諍いの末、他の命を奪うことを繰り返していた神は、やがてその魂を闇に染め融合を繰り返し、いつしか一つの邪しまな神と呼ばれる存在になっていました。
邪神と呼ばれたその神を恐れ、何人もいた神様達は一人、また一人とその世界を去って行きました。誰も止めるものがいなくなった邪神は、自分以外の、その世界に生きる全ての命を消してしまおうとしました。
邪神に抵抗し最後まで一人だけ残っていた神様は、世界の行く末を憂えて、その世界に住む生き物の中で互いに意思疎通ができる人間に自分の力を与え、邪神を倒すよう言いました。
一人には闇に負けない力を。
一人には闇を払う力を。
一人には闇を封じる力を。
***
「神託は下された」
「神託は授けられた」
そう告げた二人の神官を三人は平伏した状態から顔を上げ見上げる。
「お前達はこれより旅立たねばならない」
「全ては悪しき邪神を倒すため」
「我の名の下に」
「御使いとしての使命を果たせ」
同じ顔で虚ろな目をして、決められた台詞を交互に吐くように。目の前に居る神官達には今まさに神がかかっているのだという。告げられる言葉以外は何も音がしない。気味の悪いほどの静寂だというのにそれをあまり感じないのは、やはりここが神の居に近い神聖な場所だからだろう。
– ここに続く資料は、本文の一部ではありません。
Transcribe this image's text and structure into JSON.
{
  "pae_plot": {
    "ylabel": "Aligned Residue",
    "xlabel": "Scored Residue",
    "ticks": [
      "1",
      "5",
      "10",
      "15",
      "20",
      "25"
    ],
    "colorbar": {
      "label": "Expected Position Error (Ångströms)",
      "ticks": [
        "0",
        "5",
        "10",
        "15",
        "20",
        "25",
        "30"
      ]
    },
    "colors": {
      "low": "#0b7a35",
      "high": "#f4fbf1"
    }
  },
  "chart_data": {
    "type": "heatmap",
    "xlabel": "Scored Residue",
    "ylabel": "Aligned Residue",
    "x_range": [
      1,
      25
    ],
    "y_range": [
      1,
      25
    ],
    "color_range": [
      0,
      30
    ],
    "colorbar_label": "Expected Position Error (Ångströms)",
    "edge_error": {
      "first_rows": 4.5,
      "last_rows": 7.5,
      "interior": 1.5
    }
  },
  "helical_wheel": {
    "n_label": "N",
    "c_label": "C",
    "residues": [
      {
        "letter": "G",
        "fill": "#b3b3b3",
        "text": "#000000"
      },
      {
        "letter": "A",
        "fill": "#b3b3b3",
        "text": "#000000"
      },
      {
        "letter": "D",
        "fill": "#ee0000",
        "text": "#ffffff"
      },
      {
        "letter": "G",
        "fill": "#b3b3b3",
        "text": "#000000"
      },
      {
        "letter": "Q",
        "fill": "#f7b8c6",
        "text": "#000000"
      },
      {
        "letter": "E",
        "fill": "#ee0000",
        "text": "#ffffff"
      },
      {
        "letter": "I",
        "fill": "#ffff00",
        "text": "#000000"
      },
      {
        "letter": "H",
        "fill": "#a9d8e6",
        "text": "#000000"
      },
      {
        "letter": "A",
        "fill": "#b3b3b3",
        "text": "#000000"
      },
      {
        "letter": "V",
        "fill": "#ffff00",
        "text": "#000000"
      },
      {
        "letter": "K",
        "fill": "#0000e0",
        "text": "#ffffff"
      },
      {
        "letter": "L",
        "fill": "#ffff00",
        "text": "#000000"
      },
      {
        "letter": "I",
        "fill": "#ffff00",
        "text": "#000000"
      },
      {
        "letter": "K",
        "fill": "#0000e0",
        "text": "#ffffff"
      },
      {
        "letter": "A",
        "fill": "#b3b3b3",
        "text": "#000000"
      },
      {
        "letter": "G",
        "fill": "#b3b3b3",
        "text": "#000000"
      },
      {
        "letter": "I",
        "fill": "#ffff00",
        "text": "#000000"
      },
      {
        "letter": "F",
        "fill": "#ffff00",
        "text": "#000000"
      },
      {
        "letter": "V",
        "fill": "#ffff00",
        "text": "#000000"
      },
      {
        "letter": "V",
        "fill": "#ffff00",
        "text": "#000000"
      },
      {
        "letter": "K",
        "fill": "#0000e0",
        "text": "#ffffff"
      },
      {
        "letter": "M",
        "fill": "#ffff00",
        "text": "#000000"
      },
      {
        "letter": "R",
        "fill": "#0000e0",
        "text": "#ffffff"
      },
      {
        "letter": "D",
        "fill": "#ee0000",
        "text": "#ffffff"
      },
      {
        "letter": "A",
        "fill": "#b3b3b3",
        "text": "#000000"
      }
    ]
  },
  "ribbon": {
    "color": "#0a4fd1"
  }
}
争いから身を隠すようにひっそり暮らしていた小さな集落に、ある日突然現れた神殿からの使い。自分達に神託が下されたと聞かされたのは三人がこの神殿へ連れてこられてからだった。神に創られたものである人間が元より神託に背くことなどできないが、突如として世界を救えなどと言われても実感も覚悟も何も浮かばない。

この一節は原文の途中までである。